My artillery placement here sucks. Most of the guns have their LOS blocked by the smoke from the mills. I think I would have also been better off to concentrate them, rather than spread them out. One real challenge with artillery in this scenario is that it can't move across bog at all, unless by road. I'd have been better to set these guns up to support Marlborough's center than the attack on Blenheim, which is, after all, really a feint. In the end, these guns were mostly useless during the early part of the game.

I'm terrible at gun placement pre 20th century. I need to work on that.


Marlborough's center. Dutch and Hessian infantry make up the front line. This is followed by a line of Dutch, Hessian, and Hanoverian cavalry under John's brother, Charles. Finally, there is another line of Dutch infantry, this time under Ingoldby. This is the force intended to break the center of Tallard's line.


After a preliminary artillery exchange that the French gunners had the better of, Cutts moves forwards towards Blenheim. This was my first shot at trying the assault rules and in retrospect, I screwed them up completely. For one thing, I failed to account for LOS being blocked out of some of the hexes of the village, allowing the French to artillery to fire too much during Cutts' advance. In reality Cutts' troops sheltered from fire in the low, marshy dead ground along the Nebel, clearly visible in the photo above.

More importantly, I failed to understand that in this game, using the Assault/Charge order applies to the entire line. Line commanders can issue essentially three orders - Move, Rally, or Assault/Charge. The first two of these apply to individual units, so different units in a line can do different things. However, and Assault/Charge order applies to every unit. Units that aren't in position to actually assault (capable of moving adjacent to an enemy by moving one hex) are still constrained to take part in the assault by moving only a single hex. Instead, I moved a small number of units adjacent and conducted assaults individually.

This didn't go well for Cutts. In the first hour after the artillery exchange Cutts lost three entire battalions of English infantry, a pretty steep price for what's supposed to be a feint. Of course, I didn't actually understand that when I set the game up, nor did I fully understand the Assault/Charge order.

Honestly, now that I've played a few turns of this, I would set up completely differently, at least for the Anglo-Allies. During setup I took the idea of "line" too literally. For Cutts and probably some other formations I would shorten the lines and make them deeper - I now realize that a "line" is more a "division" and as long as the units are adjacent and within range of their commander, the formation complies with the rule. Combined with my screw up of Cutts' initial assault, I may reset the game and start over, despite play for another couple of hours of game time yesterday (not yet documented here).

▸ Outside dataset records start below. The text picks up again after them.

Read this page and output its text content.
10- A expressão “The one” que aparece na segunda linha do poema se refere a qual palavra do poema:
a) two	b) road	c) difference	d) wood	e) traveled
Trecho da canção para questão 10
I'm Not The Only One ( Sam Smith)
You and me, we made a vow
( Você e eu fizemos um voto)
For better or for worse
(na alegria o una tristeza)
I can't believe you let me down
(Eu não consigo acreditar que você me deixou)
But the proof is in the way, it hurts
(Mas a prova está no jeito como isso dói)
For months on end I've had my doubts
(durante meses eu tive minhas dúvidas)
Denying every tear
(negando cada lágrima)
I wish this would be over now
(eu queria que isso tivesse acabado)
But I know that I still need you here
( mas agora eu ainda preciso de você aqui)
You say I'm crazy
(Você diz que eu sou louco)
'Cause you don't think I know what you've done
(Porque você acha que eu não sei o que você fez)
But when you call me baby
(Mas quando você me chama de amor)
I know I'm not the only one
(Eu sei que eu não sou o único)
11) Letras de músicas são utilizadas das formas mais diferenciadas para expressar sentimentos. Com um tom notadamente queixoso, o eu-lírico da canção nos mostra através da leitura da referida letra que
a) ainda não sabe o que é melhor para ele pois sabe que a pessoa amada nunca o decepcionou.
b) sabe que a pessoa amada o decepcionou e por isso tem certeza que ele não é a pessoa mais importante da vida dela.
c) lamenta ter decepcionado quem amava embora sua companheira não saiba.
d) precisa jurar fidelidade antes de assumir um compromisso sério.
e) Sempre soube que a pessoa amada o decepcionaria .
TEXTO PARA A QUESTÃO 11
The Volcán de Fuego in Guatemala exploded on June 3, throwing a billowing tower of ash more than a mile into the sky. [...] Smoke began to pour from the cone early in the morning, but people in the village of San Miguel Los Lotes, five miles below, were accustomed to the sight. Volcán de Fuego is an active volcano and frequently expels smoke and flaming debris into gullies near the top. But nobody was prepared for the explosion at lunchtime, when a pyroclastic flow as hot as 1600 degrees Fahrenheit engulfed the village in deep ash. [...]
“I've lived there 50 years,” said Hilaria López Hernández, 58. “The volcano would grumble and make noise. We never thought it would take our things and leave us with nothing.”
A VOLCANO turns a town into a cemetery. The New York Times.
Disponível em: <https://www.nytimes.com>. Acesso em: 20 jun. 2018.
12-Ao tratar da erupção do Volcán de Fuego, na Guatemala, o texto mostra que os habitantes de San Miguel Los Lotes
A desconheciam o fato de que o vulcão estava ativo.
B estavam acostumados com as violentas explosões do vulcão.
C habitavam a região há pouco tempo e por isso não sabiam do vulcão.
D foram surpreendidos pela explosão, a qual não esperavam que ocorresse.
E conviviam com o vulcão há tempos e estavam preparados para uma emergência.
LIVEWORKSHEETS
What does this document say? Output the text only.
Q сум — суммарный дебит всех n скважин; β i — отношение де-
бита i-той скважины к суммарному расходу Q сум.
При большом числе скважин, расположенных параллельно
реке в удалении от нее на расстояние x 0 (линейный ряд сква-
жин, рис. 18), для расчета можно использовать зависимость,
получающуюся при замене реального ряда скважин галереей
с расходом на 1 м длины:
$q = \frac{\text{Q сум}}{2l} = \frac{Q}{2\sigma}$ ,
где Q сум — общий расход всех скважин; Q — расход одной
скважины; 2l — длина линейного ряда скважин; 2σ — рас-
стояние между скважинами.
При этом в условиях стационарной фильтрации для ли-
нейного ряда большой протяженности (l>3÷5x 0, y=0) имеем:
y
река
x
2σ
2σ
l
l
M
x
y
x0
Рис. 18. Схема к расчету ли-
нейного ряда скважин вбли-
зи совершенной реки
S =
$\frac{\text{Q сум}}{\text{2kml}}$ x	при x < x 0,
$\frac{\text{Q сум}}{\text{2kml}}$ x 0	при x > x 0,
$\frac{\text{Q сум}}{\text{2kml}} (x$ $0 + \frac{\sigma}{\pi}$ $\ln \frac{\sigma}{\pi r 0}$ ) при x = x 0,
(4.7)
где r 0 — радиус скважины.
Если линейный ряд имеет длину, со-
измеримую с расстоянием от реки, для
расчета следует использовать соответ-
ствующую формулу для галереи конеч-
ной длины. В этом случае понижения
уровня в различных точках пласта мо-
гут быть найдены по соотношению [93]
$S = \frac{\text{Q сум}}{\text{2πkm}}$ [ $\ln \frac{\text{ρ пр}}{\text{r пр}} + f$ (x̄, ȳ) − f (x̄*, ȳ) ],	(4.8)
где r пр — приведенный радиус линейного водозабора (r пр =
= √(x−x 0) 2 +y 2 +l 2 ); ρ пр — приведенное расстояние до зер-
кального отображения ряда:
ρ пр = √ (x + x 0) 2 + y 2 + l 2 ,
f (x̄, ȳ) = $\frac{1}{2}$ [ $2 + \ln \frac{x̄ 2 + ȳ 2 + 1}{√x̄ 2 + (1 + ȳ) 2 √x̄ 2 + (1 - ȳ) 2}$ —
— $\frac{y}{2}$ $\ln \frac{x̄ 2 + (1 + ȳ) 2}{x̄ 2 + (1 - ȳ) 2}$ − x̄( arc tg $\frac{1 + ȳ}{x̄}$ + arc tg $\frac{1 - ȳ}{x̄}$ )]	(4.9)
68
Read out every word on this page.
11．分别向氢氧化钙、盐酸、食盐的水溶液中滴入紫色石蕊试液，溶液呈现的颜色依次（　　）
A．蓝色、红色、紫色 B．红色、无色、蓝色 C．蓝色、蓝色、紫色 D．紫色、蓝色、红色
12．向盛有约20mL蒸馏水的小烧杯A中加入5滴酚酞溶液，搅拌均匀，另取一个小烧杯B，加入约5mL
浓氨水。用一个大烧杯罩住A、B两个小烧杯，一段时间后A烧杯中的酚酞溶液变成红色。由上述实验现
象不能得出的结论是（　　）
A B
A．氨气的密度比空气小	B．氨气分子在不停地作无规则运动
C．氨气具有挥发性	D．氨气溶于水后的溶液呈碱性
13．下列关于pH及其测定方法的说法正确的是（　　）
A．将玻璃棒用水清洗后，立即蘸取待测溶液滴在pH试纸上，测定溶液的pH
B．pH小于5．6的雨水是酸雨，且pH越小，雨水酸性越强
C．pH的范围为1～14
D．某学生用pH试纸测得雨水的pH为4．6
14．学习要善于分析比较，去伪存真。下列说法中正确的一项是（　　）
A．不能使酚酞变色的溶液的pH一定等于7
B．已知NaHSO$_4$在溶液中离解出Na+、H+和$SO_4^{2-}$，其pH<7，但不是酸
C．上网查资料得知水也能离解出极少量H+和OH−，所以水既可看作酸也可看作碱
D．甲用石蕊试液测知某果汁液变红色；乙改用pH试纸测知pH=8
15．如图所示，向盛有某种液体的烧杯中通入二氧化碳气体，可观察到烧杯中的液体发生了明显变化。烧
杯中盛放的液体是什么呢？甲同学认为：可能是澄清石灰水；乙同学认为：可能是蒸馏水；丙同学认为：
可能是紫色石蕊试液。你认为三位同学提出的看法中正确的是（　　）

I am loving this system. So much so that I ordered the sequel from Enterprise Games. I'm going to pick it up in an hour or so - it's my fortune and my curse that I live about a ten minute drive from them! Despite my mistakes, the play of this system lines up amazingly well with the reading I've been doing about Malburnian warfare. There are a few ambiguities in the rules, but nowhere near what some people have claimed in online reviews and discussions. A common complaint, for example, is that players aren't sure whether or not to use the d6 or d10 for certain rolls, and yet it states quite clearly in the rules that the d6 is used for fire combat resolution and the d10 for everything else. I'm just not finding the rules as confusing as some people seem to think.

One thing I don't care for is the map colors. I'm finding the elevation colors are too subtle. I'm tempted to take a drafting pen and outline the elevation boundaries like contour lines to make them more visible.

If I'm liking this as much as I am, I suspect I'm going to flat out fall in love with the Battles from the Age of Reason system. It may be a bit before I get to that one though, since I'm going to have four battles in this system that I think I'll want to play through. Honestly, if you really want to get a handle on the tactical combat of the early 18th century, go find copies of these games. You won't be disappointed.